Tayvan daha önce yalnızca bir büyük Covid-19 salgını yaşamıştı – geçen yılın Mayıs ayında. O zamanlar, yüz yüze yemek yasaklandı, eğlence mekanları kapatıldı ve yayılmayı kontrol etmek için okullar askıya alındı. Ardından, bu yılın 15 Mart’ına kadar vaka sayısını sıfır veya sıfıra yakın tutmayı başardı.
Ancak en son salgın büyüdükçe, Tayvanlılar daha az şiddetli bir varyant ve yüksek aşılama oranlarıyla adanın bununla yaşayabileceğini fark etti.
Ödüller etkileyici. Yurtdışı varışlar için karantina 14 günden yedi güne düşürüldü. Restoranlara ve mağazalara girmeden önce QR kodlarının zorunlu taranması kaldırılmıştır. Onaylanmış hastaların yakın temaslıları artık sadece üç gün karantinaya alınmak zorunda.

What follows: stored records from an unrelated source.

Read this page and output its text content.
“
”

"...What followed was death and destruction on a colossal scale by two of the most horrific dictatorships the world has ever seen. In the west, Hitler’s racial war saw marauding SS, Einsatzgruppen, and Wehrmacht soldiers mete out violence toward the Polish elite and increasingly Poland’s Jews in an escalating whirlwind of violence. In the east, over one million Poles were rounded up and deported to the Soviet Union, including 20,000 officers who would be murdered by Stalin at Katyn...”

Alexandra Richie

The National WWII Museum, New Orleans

Başka bir avantaj daha var: Artık boşuna savaşmanıza gerek yok. Chen’in dediği gibi, “Sıfır-Covid politikasının hiçbir ülkede virüsü tamamen ortadan kaldırma hedefine asla ulaşamayacağını görüyoruz.”
şüphecilik devam ediyor
Yine de herkes Tayvan’ın ilerlemeye hazır olduğuna ikna olmuş değil.
Sakinlerin hızlı test kitleri satın almak için mücadele etmesiyle vaka sayısının hızla arttığı Mayıs ayının başından bu yana Taipei genelinde eczanelerin dışında her gün uzun kuyruklar oluştu. Saatlerce kuyrukta beklemesine rağmen birçoğu eli boş dönüyor.
Sağlık Bakanlığı, yalnızca talebi artıran daha doğru bir PCR testi için uygun olmaları için Covid-19 semptomları olmayan kişilerin önce hızlı bir testle pozitif test etmesi gerektiğini söyledi.
Test kitlerini satın almanın zorluğu, bazı sakinleri yetkililerin bunu yapma konusundaki isteksizliğinden şikayet etmeye sevk etti.
3 yaşında bir erkek çocuğu olan Hsueh soyadlı bir anne, “Biz virüsle yaşamaya başlamadan önce sakinlerin[hazırlıklı olmaları]daha iyi olurdu” dedi. “Birçok aile hala hızlı test kitlerine yeterli erişime sahip değil.”
Diğer ebeveynler, Tayvan’da hala aşı olamayan çocuklarının risk altında olduğundan korkuyor.
İki çocuğu anaokulunda olan Chang soyadlı başka bir anne, “Hükümetin virüsle yaşama girişimlerinde çocukları dikkate almadığını hissediyorum” dedi. “Endişeliyim… Çocuklarımı kapalı oyun alanlarına götürmekten kaçındım ve onları sadece daha az insan olduğunda parklara götürüyorum.”
Hsueh, “Şu anda, her bir ila iki günde bir kural değişiklikleri var.” Dedi. “Gerçekten kafa karıştırıcı olabilir ve bir planın olması daha iyidir.”